About four hours after we started out in our beat-up jeep, bouncing and jolting over the dusty roads, we pulled into a clearing near a mountain. We parked the jeep. In the distance, up a jagged hill, I could see a clearing with the roughed-in structure of a church building.
Three large stones marked the entrance to the path up the incline. They were about ten feet high and almost as wide-irregular, heavy gray boulders. Painted on each one was a white washed sign of the cross.
In the distance I could see people slowly making their way toward us. Acrid smoke rose from a buffalo-dung fire; in the haze I could see few ghostly figures tending the blaze.
My Indian friend had neglected to tell me something. As we climbed the hill, I realized that I was looking at a leper colony.
It was like a scene from the New Testament. My heart twisted as I saw men and women with ragged strips of cloth wrapped around the stumps where their fingers had been. Many wore cloths over their disfigured faces. They shuffled forward to greet as their toe less feet stirring up small clouds of dust.
As we greeted them, I realized not all were lepers. Many of the children were healthy, and so were some of the spouses. But they had been ostracized as well.
As the people shyly welcomes us, our Indian friend translated: “They want you to see their church,” he said.
We walked further into the little camp. As we drew closer to the church, I was thunderstruck. Still in the early stages of construction, the church was already four levels of heavy stone. The people were working together; those who were able had hacked big granite slabs out of the mountain, and the others had carried them down to build that church. I can still see them in my mind’s eye; gaunt men and women edging down the mountain path on their crippled feet, cradling heavy granite boulders balanced on their finger less hands. Then they would lay their burden on the wall, and a skilled worker would lay it in and mortar the joints. They had been working for over a year and had no funds to continue to the next stage.
Later, as we prepared to leave, the pastor of the leper colony asked if they could pray for us–and if we could pray for them. We gathered in a circle. I closed my eyes–but then, as the pastor began to pray, I heard a rustling.
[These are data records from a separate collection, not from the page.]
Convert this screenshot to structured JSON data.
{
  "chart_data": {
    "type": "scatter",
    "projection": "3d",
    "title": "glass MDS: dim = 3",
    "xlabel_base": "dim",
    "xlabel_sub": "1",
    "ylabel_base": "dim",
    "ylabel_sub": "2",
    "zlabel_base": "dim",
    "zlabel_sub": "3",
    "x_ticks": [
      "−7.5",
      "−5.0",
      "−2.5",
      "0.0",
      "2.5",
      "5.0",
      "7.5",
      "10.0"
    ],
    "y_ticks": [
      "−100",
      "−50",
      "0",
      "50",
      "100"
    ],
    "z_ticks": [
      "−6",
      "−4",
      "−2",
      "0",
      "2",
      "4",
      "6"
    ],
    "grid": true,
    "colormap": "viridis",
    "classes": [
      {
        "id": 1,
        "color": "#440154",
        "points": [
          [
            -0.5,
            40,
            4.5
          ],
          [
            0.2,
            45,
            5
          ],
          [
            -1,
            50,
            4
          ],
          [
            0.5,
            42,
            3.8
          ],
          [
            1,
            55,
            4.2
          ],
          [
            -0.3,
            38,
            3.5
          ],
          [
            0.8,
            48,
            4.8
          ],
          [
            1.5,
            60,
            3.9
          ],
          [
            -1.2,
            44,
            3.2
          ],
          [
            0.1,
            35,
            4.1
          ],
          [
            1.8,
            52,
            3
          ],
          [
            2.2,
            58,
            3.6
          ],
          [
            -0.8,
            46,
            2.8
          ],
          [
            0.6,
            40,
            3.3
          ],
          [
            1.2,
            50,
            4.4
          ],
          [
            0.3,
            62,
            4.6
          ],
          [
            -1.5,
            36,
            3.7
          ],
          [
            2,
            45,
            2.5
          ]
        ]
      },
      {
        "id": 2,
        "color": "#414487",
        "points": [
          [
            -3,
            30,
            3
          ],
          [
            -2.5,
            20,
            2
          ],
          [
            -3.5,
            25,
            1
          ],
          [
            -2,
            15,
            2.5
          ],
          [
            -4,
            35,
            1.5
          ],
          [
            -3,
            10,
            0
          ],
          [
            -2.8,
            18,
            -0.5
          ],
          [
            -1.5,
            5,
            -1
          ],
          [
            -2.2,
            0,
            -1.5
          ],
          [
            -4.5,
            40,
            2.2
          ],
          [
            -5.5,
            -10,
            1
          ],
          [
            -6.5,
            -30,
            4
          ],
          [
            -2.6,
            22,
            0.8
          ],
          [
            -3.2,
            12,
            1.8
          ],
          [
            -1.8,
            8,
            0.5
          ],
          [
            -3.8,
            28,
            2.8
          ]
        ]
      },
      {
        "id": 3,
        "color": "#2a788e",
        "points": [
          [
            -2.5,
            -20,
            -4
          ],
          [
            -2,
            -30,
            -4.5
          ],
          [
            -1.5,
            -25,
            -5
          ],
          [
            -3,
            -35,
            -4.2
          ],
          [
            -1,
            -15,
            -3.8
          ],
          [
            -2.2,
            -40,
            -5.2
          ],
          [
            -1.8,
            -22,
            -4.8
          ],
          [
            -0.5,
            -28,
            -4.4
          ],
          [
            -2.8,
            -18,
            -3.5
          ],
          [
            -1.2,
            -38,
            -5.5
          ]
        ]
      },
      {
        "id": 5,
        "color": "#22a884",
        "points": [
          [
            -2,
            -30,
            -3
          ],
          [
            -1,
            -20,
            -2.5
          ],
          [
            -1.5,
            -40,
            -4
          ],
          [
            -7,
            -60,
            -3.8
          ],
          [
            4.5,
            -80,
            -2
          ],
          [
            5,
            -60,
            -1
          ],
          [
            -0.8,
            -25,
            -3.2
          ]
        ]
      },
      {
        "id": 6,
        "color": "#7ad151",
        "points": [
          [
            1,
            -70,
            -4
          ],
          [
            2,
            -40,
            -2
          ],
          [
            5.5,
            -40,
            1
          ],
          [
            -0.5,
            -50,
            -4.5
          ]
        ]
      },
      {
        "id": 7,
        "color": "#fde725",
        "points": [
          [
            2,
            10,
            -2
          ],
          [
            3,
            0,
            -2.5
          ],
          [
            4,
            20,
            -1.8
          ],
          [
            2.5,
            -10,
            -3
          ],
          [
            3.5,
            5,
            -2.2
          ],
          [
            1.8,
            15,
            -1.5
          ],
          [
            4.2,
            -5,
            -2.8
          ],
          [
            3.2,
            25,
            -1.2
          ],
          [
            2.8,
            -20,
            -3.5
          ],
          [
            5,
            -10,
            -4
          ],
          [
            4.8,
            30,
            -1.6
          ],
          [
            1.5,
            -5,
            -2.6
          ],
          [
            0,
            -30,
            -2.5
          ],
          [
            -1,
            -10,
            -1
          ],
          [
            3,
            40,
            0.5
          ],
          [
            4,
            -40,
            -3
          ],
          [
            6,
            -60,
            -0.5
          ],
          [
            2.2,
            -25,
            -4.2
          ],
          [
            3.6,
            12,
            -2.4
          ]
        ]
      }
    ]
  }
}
I looked. There, lying on the ground, their saris and shawls spread out like ragged flags, were all the members of that leper community, prostrate before the living God. As I watched them, I realized that they were no longer this world’s untouchable rejects, pathetic people to be pitied. They were glad subjects of the King of Heaven.
The faith of those lepers in India was absolutely humbling. There we were, rich Americans with every resource at our fingertips-bowled over by the sight of men and women building a church with nothing at their fingertips. Not even fingers.
But that sight of weak and partial people physically moving a mountain of stone should be no surprise. It’s the same paradox by which God has chosen to work since the beginning. He uses the weak and powerless things of the world to show His mighty power. He is the One who builds His church, stone by living stone.
Romans 10:20
Then Isaiah is so bold as to say, “I have been found by those who did not seek me; I have shown myself to those who did not ask for me.